As my father contemplated what would eventually happen to Jessie, his touchstone was again the 1996 case of the patient with severe arthritis and vascular disease. There were, of course, substantial differences—most notably, that Jessie was not yet end stage and was not hospitalized. He noted that were Jessie to be hospitalized, she would surely have a do-not-resuscitate order, unlike the earlier patient. But he wanted to keep her out of the hospital entirely. “The question really comes down to whether or not I can orchestrate and carry out her dying at home,” my dad wrote. “Once she goes into the hospital, I lose my ability to impact the
total
decision-making process.”
Jessie made it until February 2000, more than two years after Pearl’s death. At that point, she was ninety-three years old. What happened first was worsening shortness of breath and agitation. My father, sticking to his plan, initially tried to manage her symptoms in the apartment by giving her sedatives. Fortunately, he quickly realized that he was in over his head. By this point, my father had left the Mount Sinai and had no admitting privileges, even if he had wanted to be on record as his mother-in-law’s doctor. He called Jessie’s old internist, who agreed to admit her, although this doctor was going on vacation the next day.
Once the admission testing was done, her medical condition became clearer. Apparently she had suffered one or more heart attacks and had gone into congestive heart failure. The fluid in her lungs was making her short of breath.
I remember having a series of uncomfortable phone calls with my father at this point. Again, he seemed to be too involved, running the case instead of relying on the judgment of Jessie’s actual doctors. But I, too, was drawn to the medical details. From where I stood, it seemed as if Jessie had a treatable condition. Mind you, I did not mean anything invasive. But I speculated that giving her diuretics and other pills to treat her heart failure would be reasonable and might be a way for her to go back home.

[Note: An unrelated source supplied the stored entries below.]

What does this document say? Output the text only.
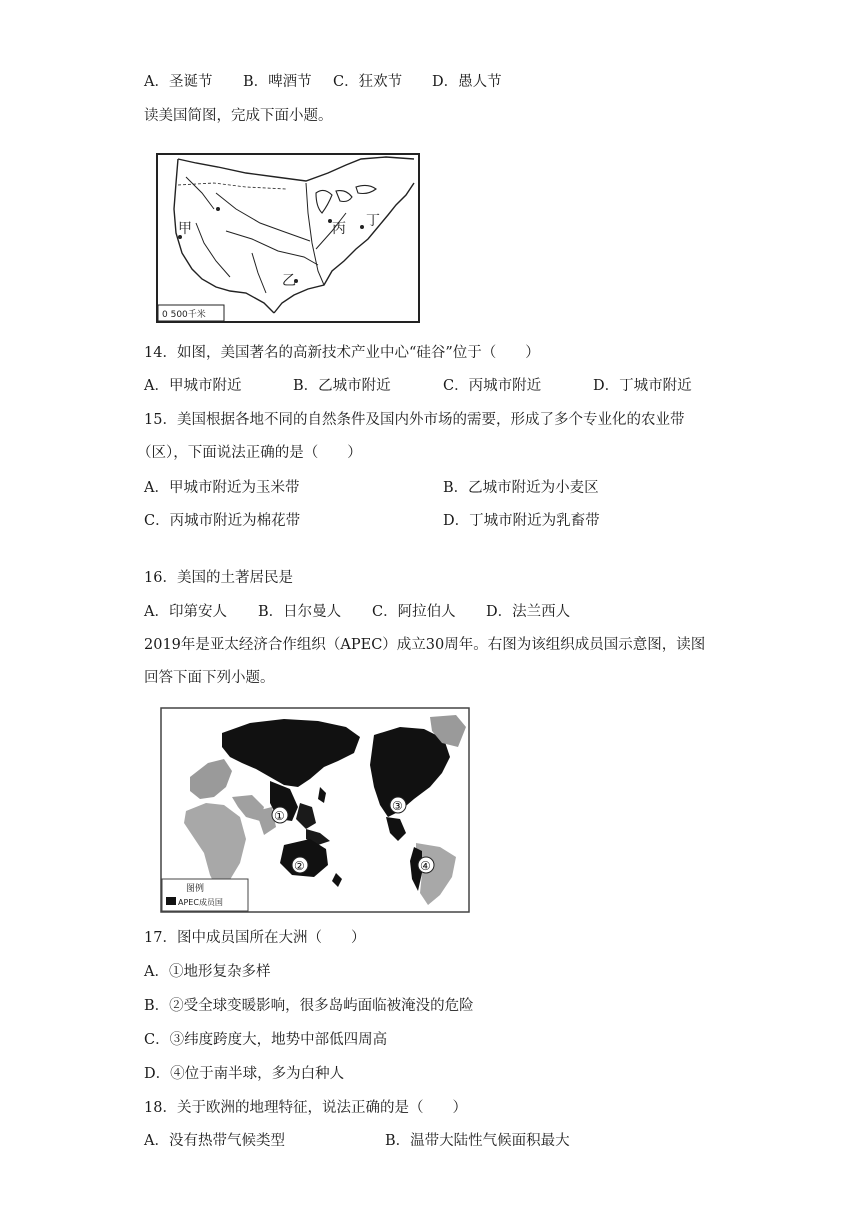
A．圣诞节 B．啤酒节 C．狂欢节 D．愚人节
读美国简图，完成下面小题。
甲
乙
丙 丁
0 500千米
14．如图，美国著名的高新技术产业中心“硅谷”位于（　　）
A．甲城市附近	B．乙城市附近	C．丙城市附近	D．丁城市附近
15．美国根据各地不同的自然条件及国内外市场的需要，形成了多个专业化的农业带
（区），下面说法正确的是（　　）
A．甲城市附近为玉米带	B．乙城市附近为小麦区
C．丙城市附近为棉花带	D．丁城市附近为乳畜带
16．美国的土著居民是
A．印第安人 B．日尔曼人 C．阿拉伯人 D．法兰西人
2019年是亚太经济合作组织（APEC）成立30周年。右图为该组织成员国示意图，读图
回答下面下列小题。
①
②
③
④
图例
APEC成员国
17．图中成员国所在大洲（　　）
A．①地形复杂多样
B．②受全球变暖影响，很多岛屿面临被淹没的危险
C．③纬度跨度大，地势中部低四周高
D．④位于南半球，多为白种人
18．关于欧洲的地理特征，说法正确的是（　　）
A．没有热带气候类型	B．温带大陆性气候面积最大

My father, however, was pushing hard in the other direction, desperately seeking to avoid “meaningless treatments that wouldn’t change the ultimate outcome.” He saw her deteriorating heart function as the final straw, thinking that it should be viewed not as reversible but as a mechanism for easing Jessie into death. This thinking reminded me of the designation of pneumonia as the old man’s friend in the days before antibiotics. Everyone had to die of something, both then and now, and, in this case, my dad thought Jessie’s heart should be the cause. I knew this decision was based on his thoughtful assessment of both Jessie’s medical condition and its effects on those around her, although I did not understand it exactly until I later read his journal entries. Plus, I was five hundred miles away and not involved in my grandmother’s day-to-day care. I essentially deferred to my father, although I remained upset at the situation. Indeed, my dad was so intent on orchestrating Jessie’s death that he had booked a funeral home for later in the week and was urging my sister, me, and other relatives to clear our calendars.